In general, the integrating factor method can solve differential equations of the form
("d"y)/("d"x) + "P"(x)*y = "Q"(x).
Observe that,
"d"/("d"x)(e^(\int "P"(x) "d"x)y) = e^(\int "P"(x) "d"x)*("d"y)/("d"x)+P(x)e^(\int "P"(x) "d"x)y
"d"/("d"x)(e^(\int "P"(x) "d"x)y) = e^(\int "P"(x) "d"x)(("d"y)/("d"x) + "P"(x)*y)
Then,
"d"/("d"x)(e^(\int "P"(x) "d"x)y) = e^(\int "P"(x) "d"x)"Q"(x),
e^(\int "P"(x) "d"x)y = \int e^(\int "P"(x) "d"x)"Q"(x) "d"x.
This is the general solution to the differential equation.
We call e^(\int "P"(x) "d"x) the integrating factor.
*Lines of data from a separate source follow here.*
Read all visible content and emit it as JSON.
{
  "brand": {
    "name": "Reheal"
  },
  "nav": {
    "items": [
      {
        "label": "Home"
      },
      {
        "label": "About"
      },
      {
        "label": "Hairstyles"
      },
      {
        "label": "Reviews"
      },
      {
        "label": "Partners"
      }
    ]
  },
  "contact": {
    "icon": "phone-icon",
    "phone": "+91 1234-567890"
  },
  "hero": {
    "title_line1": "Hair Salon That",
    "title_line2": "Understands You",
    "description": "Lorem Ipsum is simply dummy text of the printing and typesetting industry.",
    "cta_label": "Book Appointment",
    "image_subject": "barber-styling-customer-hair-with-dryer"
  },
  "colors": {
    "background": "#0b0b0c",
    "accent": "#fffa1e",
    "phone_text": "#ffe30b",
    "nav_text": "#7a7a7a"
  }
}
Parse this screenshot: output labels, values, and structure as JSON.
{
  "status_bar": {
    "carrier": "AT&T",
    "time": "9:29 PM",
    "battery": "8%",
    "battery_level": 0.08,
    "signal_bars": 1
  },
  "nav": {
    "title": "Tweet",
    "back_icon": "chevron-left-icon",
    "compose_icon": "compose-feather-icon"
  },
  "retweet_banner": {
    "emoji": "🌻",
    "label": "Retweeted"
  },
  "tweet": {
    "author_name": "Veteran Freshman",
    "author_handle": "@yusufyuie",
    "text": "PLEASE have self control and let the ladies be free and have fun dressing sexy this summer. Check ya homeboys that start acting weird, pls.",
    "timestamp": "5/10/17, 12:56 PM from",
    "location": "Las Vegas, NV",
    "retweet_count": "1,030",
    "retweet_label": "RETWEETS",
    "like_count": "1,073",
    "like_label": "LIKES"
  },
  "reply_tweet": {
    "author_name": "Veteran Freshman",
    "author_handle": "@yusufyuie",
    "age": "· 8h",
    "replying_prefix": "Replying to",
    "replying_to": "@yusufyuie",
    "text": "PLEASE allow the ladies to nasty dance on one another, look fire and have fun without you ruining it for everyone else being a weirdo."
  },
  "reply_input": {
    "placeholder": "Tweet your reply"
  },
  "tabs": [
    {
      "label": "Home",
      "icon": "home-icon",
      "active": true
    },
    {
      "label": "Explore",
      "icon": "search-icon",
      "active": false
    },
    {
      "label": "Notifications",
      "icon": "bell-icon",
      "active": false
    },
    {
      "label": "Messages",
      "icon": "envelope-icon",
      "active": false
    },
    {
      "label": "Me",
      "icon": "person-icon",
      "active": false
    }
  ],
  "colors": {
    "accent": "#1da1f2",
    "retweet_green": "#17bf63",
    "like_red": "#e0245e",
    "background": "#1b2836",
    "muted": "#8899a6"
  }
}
In your specific case, "P"(x) = 1, "Q"(x) =e^(3x). The integrating factor is therefore
e^(\int 1 "d"x)=e^(x)
Then, substituting,
e^x*y = \int e^(x)*e^(3x) "d"x
e^x*y = \int e^(4x) "d"x
e^x*y = e^(4x)/4 + C
y = (e^(4x)/4+C)/e^x
y=1/4e^(3x) + Ce^(-x)
So, yes, you are correct. A method to check your answer in the future would be to differentiate y and substitute ("d"y)/("d"x) and y into your differential equation.